Contact Al Sirmon at 843-319-0605 or al@pathologypracticeadvisors.com; Chappy Manning at 803-553-8717 or chappy@pathologypracticeadvisors.com.

Al Sirmon to Speak in New Orleans at Executive War College

Sirmon will discuss five power analytics that anatomic pathology groups can use to boost revenue. Visit www.executivewarcollege.com to register.

Facing Price Cuts and Less Revenue, Some Pathology Groups Do Deep Financial Analysis

REGULAR REDUCTIONS IN THE PRICES health insurers pay for anatomic pathology services means less revenue for pathology groups. In turn, that means less compensation for pathologists in these practices.

For pathology groups that want to anticipate and stay ahead of these payer cutbacks, more detailed and regular analysis of their billing/coding/collections activities becomes essential. However, one hurdle is that many pathology groups have billing software and business practices that date back years. By contrast, today payers are more demanding of documentation and ready to conduct rigorous audits. These expose a pathology group to risk of more denials and large recoupment demands from a payer audit.

Deep Financial Analysis

“This is why some of our pathology clients ask us to go deeper than most advisers in our assessment of their operations, their revenue, and the net margins they have to distribute to partners,” stated Al Sirmon, founder of Pathology Practice Advisors. “We can do data mining for pathology practices that want a more sophisticated assessment of their operations and finances,” he said.

“When I talk about doing a deep dive into a pathology group’s numbers, I get almost evangelical about how pathologists should look at the data they have and use that data to start asking questions about what’s happening in their groups,” he said.

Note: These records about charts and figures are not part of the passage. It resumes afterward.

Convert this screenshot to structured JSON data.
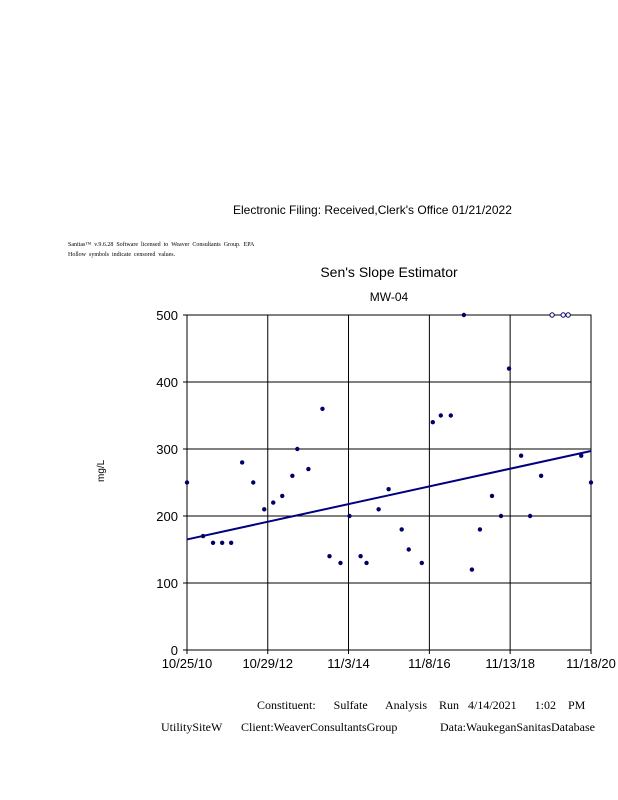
{
  "header": {
    "filing_stamp": "Electronic    Filing:    Received,Clerk's    Office    01/21/2022",
    "license_line": "Sanitas™  v.9.6.28  Software  licensed  to  Weaver  Consultants  Group.  EPA",
    "censored_note": "Hollow  symbols  indicate  censored  values."
  },
  "footer": {
    "analysis_line": "Constituent:      Sulfate      Analysis    Run   4/14/2021      1:02    PM",
    "site": "UtilitySiteW",
    "client": "Client:WeaverConsultantsGroup",
    "database": "Data:WaukeganSanitasDatabase"
  },
  "chart_data": {
    "type": "scatter",
    "title": "Sen's Slope Estimator",
    "subtitle": "MW-04",
    "xlabel": "",
    "ylabel": "mg/L",
    "xlim": [
      "2010-10-25",
      "2020-11-18"
    ],
    "ylim": [
      0,
      500
    ],
    "grid": true,
    "colors": {
      "points": "#000066",
      "trend": "#000080",
      "grid": "#000000"
    },
    "x_ticks": [
      {
        "date": "2010-10-25",
        "label": "10/25/10"
      },
      {
        "date": "2012-10-29",
        "label": "10/29/12"
      },
      {
        "date": "2014-11-03",
        "label": "11/3/14"
      },
      {
        "date": "2016-11-08",
        "label": "11/8/16"
      },
      {
        "date": "2018-11-13",
        "label": "11/13/18"
      },
      {
        "date": "2020-11-18",
        "label": "11/18/20"
      }
    ],
    "y_ticks": [
      0,
      100,
      200,
      300,
      400,
      500
    ],
    "points": [
      {
        "date": "2010-10-25",
        "value": 250
      },
      {
        "date": "2011-03-20",
        "value": 170
      },
      {
        "date": "2011-06-19",
        "value": 160
      },
      {
        "date": "2011-09-10",
        "value": 160
      },
      {
        "date": "2011-12-01",
        "value": 160
      },
      {
        "date": "2012-03-10",
        "value": 280
      },
      {
        "date": "2012-06-19",
        "value": 250
      },
      {
        "date": "2012-09-27",
        "value": 210
      },
      {
        "date": "2012-12-18",
        "value": 220
      },
      {
        "date": "2013-03-10",
        "value": 230
      },
      {
        "date": "2013-06-10",
        "value": 260
      },
      {
        "date": "2013-07-25",
        "value": 300
      },
      {
        "date": "2013-11-03",
        "value": 270
      },
      {
        "date": "2014-03-11",
        "value": 360
      },
      {
        "date": "2014-05-14",
        "value": 140
      },
      {
        "date": "2014-08-22",
        "value": 130
      },
      {
        "date": "2014-11-12",
        "value": 200
      },
      {
        "date": "2015-02-21",
        "value": 140
      },
      {
        "date": "2015-04-16",
        "value": 130
      },
      {
        "date": "2015-08-04",
        "value": 210
      },
      {
        "date": "2015-11-03",
        "value": 240
      },
      {
        "date": "2016-03-01",
        "value": 180
      },
      {
        "date": "2016-05-04",
        "value": 150
      },
      {
        "date": "2016-08-31",
        "value": 130
      },
      {
        "date": "2016-12-09",
        "value": 340
      },
      {
        "date": "2017-02-20",
        "value": 350
      },
      {
        "date": "2017-05-22",
        "value": 350
      },
      {
        "date": "2017-09-18",
        "value": 500
      },
      {
        "date": "2017-11-30",
        "value": 120
      },
      {
        "date": "2018-02-11",
        "value": 180
      },
      {
        "date": "2018-06-01",
        "value": 230
      },
      {
        "date": "2018-08-22",
        "value": 200
      },
      {
        "date": "2018-11-03",
        "value": 420
      },
      {
        "date": "2019-02-21",
        "value": 290
      },
      {
        "date": "2019-05-14",
        "value": 200
      },
      {
        "date": "2019-08-22",
        "value": 260
      },
      {
        "date": "2019-11-30",
        "value": 500,
        "censored": true
      },
      {
        "date": "2020-03-10",
        "value": 500,
        "censored": true
      },
      {
        "date": "2020-04-24",
        "value": 500,
        "censored": true
      },
      {
        "date": "2020-08-21",
        "value": 290
      },
      {
        "date": "2020-11-18",
        "value": 250
      }
    ],
    "trend_line": [
      {
        "date": "2010-10-25",
        "value": 165
      },
      {
        "date": "2020-11-18",
        "value": 297
      }
    ]
  }
}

“For example, in just this past year, we found three different pathology practices that had to refund money because they were billing a particular place of service incorrectly,” he recalled. “Although they had to refund that money, they were thankful that these problems were identified and rectified before too many months went by. If the problem had gone undetected much longer, they would have had to pay even more than they did.”

For a deep dive into a group’s financials, Sirmon and Manning will produce income and expense reports by:

  • CPT code;
  • Location (meaning work done in one hospital versus the same work done in another hospital, physician’s office, or ambulatory surgical center);
  • Pathologist;
  • Payer; and,
  • Place of service (whether the work was done for a hospital inpatient, a hospital outpatient, in a physician’s office, ASC, or in an independent lab).

“These numbers provide a more thorough understanding of costs versus revenue,” noted Sirmon. “Using these numbers, it is possible for us to go even deeper in our financial analysis by picking any combination of these numbers and comparing the different values. For example, we can review CPT codes and revenue by payer and place of service by location.

“Another analysis involves reviewing revenue and expenses by CPT code and place of service or revenue and expenses by payer and pathologist,” he said. “This level of data helps the practice to understand its strengths and weaknesses.

“Take the case of a pathology group that does not get paid enough by one payer for a certain CPT code to cover its expenses for that work,” he added. “The practice administrator can then meet with the payer and use these numbers to show why its payment is insufficient to cover the group’s costs. We also can help the group show how that payer’s current payment is lower than what the pathology group gets from other payers for that same work.”